Knezovich, 56, said he plans to complete a master’s degree so he can teach college courses. He did not say whether he intends to run for another political office.
Knezovich was appointed sheriff in 2006 and has since won four elections. Reflecting on his decision to take the job, he said, “At the end of the day, I hope I fulfill a promise I talked to my wife about at a kitchen table almost 14 years ago: If I do this, I’m going to do it right.”
He made the announcement at the end of a presentation titled “The Threats We Face” at the CenterPlace Regional Event Center in Spokane Valley. The event, which drew several hundred people, was hosted by the Republicans of Spokane County, a moderate group that is separate from the Spokane County Republican Party.
Joined by former state Sen. John Smith as well as Jay Pounder and Tanner Rowe – onetime associates of state Rep. Matt Shea – Knezovich called on the community to combat white supremacy, radical strains of Christianity and other forms of extremism. They specifically called out Shea, R-Spokane Valley, who they said seeks to install Christians in positions of power over other groups.
Knezovich also raised the alarm about Islamic extremism and anti-fascist, or antifa, demonstrators, and blamed the news media for anti-police sentiment following the 2014 fatal shooting of Michael Brown in Ferguson, Missouri.
“Just so you know, I’m an equal-opportunity offender,” Knezovich said. He later added, “Hate knows no party line.”
Knezovich delivered the same message and criticized Shea during another presentation in 2015, also titled “The Threats We Face.”
On Tuesday, however, he was joined onstage by Pounder, who has leaked documents exposing Shea’s activities outside the Legislature, including a manifesto titled “Biblical Basis for War” and messages showing the lawmaker participated in discussions of violence and surveillance.
Pounder said he began subscribing to right-wing conspiracy theories after the financial crisis of 2008, when he lost $60,000 and feared for his family’s future.

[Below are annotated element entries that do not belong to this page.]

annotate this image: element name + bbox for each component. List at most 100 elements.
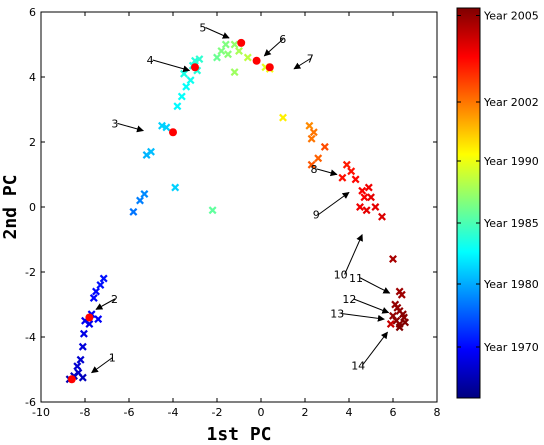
data-point: [217, 47, 226, 55]
data-point: [351, 175, 360, 184]
data-point: [320, 142, 329, 151]
highlight-point: [237, 38, 246, 47]
annotation-arrow: [152, 59, 191, 73]
data-point: [224, 50, 232, 59]
x-tick-label: 6: [390, 406, 397, 419]
data-point: [307, 134, 316, 143]
colorbar-ticks: Year 2005 Year 2002 Year 1990 Year 1985 Year…: [457, 10, 539, 354]
data-point: [140, 190, 149, 198]
annotation-arrow: [361, 331, 388, 366]
data-point: [73, 362, 82, 371]
plot-area: [40, 11, 438, 403]
data-point: [99, 274, 108, 283]
data-point: [195, 55, 204, 64]
data-point: [360, 193, 369, 202]
data-point: [356, 203, 364, 211]
annotation-arrow: [293, 57, 312, 70]
annotation-label: 14: [351, 360, 365, 373]
annotation-arrow: [95, 298, 116, 310]
annotation-label: 8: [311, 163, 318, 176]
colorbar-label: Year 1985: [483, 217, 539, 230]
annotation-label: 9: [313, 208, 320, 221]
y-tick-label: -2: [25, 266, 36, 279]
x-tick-label: 8: [434, 406, 441, 419]
data-point: [76, 355, 85, 364]
data-point: [342, 160, 351, 169]
highlight-point: [67, 375, 76, 384]
data-point: [358, 186, 367, 195]
highlighted-points: [67, 38, 274, 384]
annotation-label: 11: [349, 272, 363, 285]
x-tick-label: 0: [258, 406, 265, 419]
data-point: [230, 40, 239, 49]
annotation-label: 12: [342, 293, 356, 306]
colorbar-label: Year 1980: [483, 278, 539, 291]
x-tick-label: -4: [168, 406, 179, 419]
data-point: [386, 320, 395, 328]
data-point: [89, 294, 98, 302]
y-tick-label: 0: [29, 201, 36, 214]
data-point: [279, 113, 287, 122]
annotation-label: 1: [109, 351, 116, 364]
data-point: [79, 329, 88, 338]
annotation-label: 6: [279, 33, 286, 46]
data-point: [136, 196, 144, 205]
y-axis-ticks: -6 -4 -2 0 2 4 6: [25, 6, 437, 409]
data-point: [173, 102, 182, 111]
data-point: [96, 281, 105, 289]
data-point: [147, 147, 155, 156]
data-point: [338, 173, 347, 182]
x-tick-label: -8: [80, 406, 91, 419]
data-point: [362, 206, 371, 215]
data-point: [347, 167, 356, 176]
highlight-point: [169, 128, 177, 137]
annotation-arrow: [344, 233, 363, 275]
colorbar-label: Year 2002: [483, 96, 539, 109]
annotation-label: 7: [307, 52, 314, 65]
data-point: [92, 287, 100, 296]
highlight-point: [252, 56, 261, 65]
data-point: [305, 121, 314, 130]
annotation-arrow: [359, 277, 391, 294]
annotation-label: 10: [334, 269, 348, 282]
highlight-point: [191, 63, 199, 72]
data-point: [307, 160, 316, 169]
x-axis-label: 1st PC: [206, 424, 271, 445]
annotation-label: 2: [111, 293, 118, 306]
annotation-arrow: [263, 38, 284, 57]
annotation-label: 4: [147, 54, 154, 67]
x-tick-label: -6: [124, 406, 135, 419]
x-tick-label: -2: [212, 406, 223, 419]
y-tick-label: 2: [29, 136, 36, 149]
data-point: [364, 183, 373, 192]
annotation-arrow: [318, 191, 350, 215]
data-point: [395, 323, 404, 332]
annotation-label: 5: [199, 22, 206, 35]
x-tick-label: 4: [346, 406, 353, 419]
data-point: [314, 154, 323, 163]
annotation-label: 13: [330, 308, 344, 321]
highlight-point: [265, 63, 274, 72]
annotation-arrow: [205, 27, 230, 39]
data-point: [389, 311, 397, 320]
data-point: [78, 342, 87, 351]
x-tick-label: 2: [302, 406, 309, 419]
annotation-arrow: [341, 313, 385, 322]
y-tick-label: 6: [29, 6, 36, 19]
colorbar-label: Year 1970: [483, 341, 539, 354]
x-axis-ticks: -10 -8 -6 -4 -2 0 2 4 6 8: [32, 12, 441, 419]
data-point: [389, 255, 397, 263]
data-point: [171, 183, 180, 192]
highlight-point: [85, 313, 94, 322]
data-point: [162, 123, 171, 132]
data-point: [186, 76, 195, 85]
data-point: [309, 128, 318, 137]
annotation-arrow: [353, 298, 390, 314]
colorbar-label: Year 2005: [483, 10, 539, 23]
y-axis-label: 2nd PC: [0, 174, 21, 239]
annotation-arrow: [117, 122, 144, 133]
data-points: [65, 40, 410, 384]
annotation-arrow: [316, 168, 338, 177]
data-point: [378, 212, 386, 221]
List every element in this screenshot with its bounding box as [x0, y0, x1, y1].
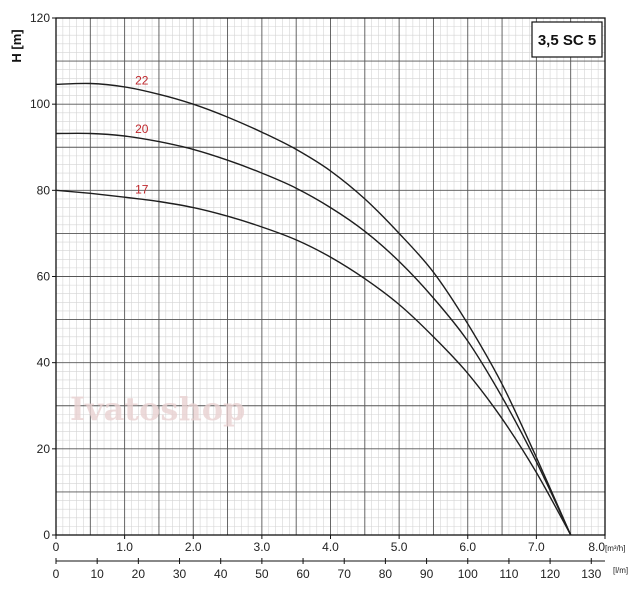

Eventually, he said, he met the “right people” – Shea’s circle, who offered attractive explanations for his misfortune.
But Pounder said it was Shea’s “weaponization of the Christian gospel” that finally convinced him to leave the group and leak information about it.
Smith was raised in a family of white supremacists before he was appointed to represent northeast Washington’s 7th Legislative District in 2013 and has since denounced racist ideology.
He and Pounder said Shea promotes dominionism – the idea that Christians have a God-given right to govern. Smith argued that philosophy relies on a misreading of a verse in the Bible’s book of Genesis.
Smith also argued that Shea has promoted racist ideology by associating with figures like neo-Confederate pastor John Weaver and Barry and Anne Byrd, the leaders of the Marble religious community in northern Stevens County and onetime proponents of the racist Christian Identity movement.
Shea, who rarely speaks to the news media, has denied accusations of racism and xenophobia in the past, though he routinely shares anti-Muslim conspiracy theories on social media.
Before the crowd, Knezovich questioned whether Shea has “the guts” to meet with him and answer questions about his activities.
“Now it’s time for Matt Shea to sit here. It’s time for Matt Shea to field your questions,” Knezovich told reporters during a news conference after the presentation. “If Matt Shea has the courage to stand in front of you like we have, it’s time for him to do it. He owes it to the people that elected him, just as I owe it to the people that elected me.”